Elle posa sa main sur une de ses joues. « Batonnets de poisson et crème anglaise. »
Matt chercha ses yeux avant de hocher la tête, prenant les médicaments qu'elle lui tentait. « Ma vie est entre tes mains. Amélia Pond. »
Un vol de Salt Lake City (d'où John s'en allait) à Chicago. Cela prendrait environ une heure et demie. John prit le temps d'étudier sa prochaine action. Il avait décidé de surprendre Rose avec son retour, et d'utiliser le temps passé en l'air pour tout préparer. Une fois que l'avion eut atterri à O'Hare, il disposa de deux heures de halte et, après avoir trouvé un endroit calme, appela Rose préparant le terrain pour son plan.
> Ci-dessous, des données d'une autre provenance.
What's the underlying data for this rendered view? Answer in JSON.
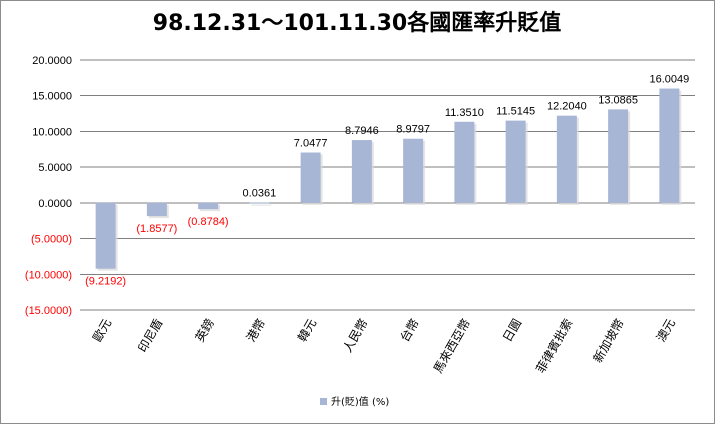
{
  "chart_data": {
    "type": "bar",
    "title": "98.12.31～101.11.30各國匯率升貶值",
    "categories": [
      "歐元",
      "印尼盾",
      "英鎊",
      "港幣",
      "韓元",
      "人民幣",
      "台幣",
      "馬來西亞幣",
      "日圓",
      "菲律賓批索",
      "新加坡幣",
      "澳元"
    ],
    "series": [
      {
        "name": "升(貶)值 (%)",
        "values": [
          -9.2192,
          -1.8577,
          -0.8784,
          0.0361,
          7.0477,
          8.7946,
          8.9797,
          11.351,
          11.5145,
          12.204,
          13.0865,
          16.0049
        ]
      }
    ],
    "data_labels": [
      "(9.2192)",
      "(1.8577)",
      "(0.8784)",
      "0.0361",
      "7.0477",
      "8.7946",
      "8.9797",
      "11.3510",
      "11.5145",
      "12.2040",
      "13.0865",
      "16.0049"
    ],
    "ytick_labels": [
      "20.0000",
      "15.0000",
      "10.0000",
      "5.0000",
      "0.0000",
      "(5.0000)",
      "(10.0000)",
      "(15.0000)"
    ],
    "ytick_values": [
      20,
      15,
      10,
      5,
      0,
      -5,
      -10,
      -15
    ],
    "ylim": [
      -15,
      20
    ],
    "xlabel": "",
    "ylabel": "",
    "grid": true,
    "legend_position": "bottom",
    "colors": {
      "bar": "#a8b6d6",
      "negative_text": "#ff0000",
      "positive_text": "#000000",
      "grid": "#7f7f7f"
    }
  }
}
« Salut, toi. J'étais justement en train de penser à toi. » Dieu seul savait comment il avait fait pour partir pendant six mois.
« Des pensées positives, j'espère. » Taquina-t-il, les mains dans les poches en commençant à arpenter le couloir comme à son habitude.
« Seulement les meilleures, bébé. Alors, quand part ton avion demain ? »
« Il part à une heure. Mais je n'y serai pas. » Ce qui était la vérité.
« Quoi ? Pourquoi ? »
Il fit semblant d'hésiter. « John ? »
« Il s'est passé quelque chose. Je ne pourrai pas prendre l'avion demain. » Il s'assura d'avoir l'air vraiment contrarié et désolé.
« Je ne comprend pas. Tu m'as dit que tout était fini, que tu prendrais cet avion demain quoi qu'il arrive. » Bon dieu, il détestait l'entendre tellement bouleversé et déçue. Mais il devait continuer ; cela valait la peine de voir son visage lorsqu'elle découvrirait qu'il était déjà rentré.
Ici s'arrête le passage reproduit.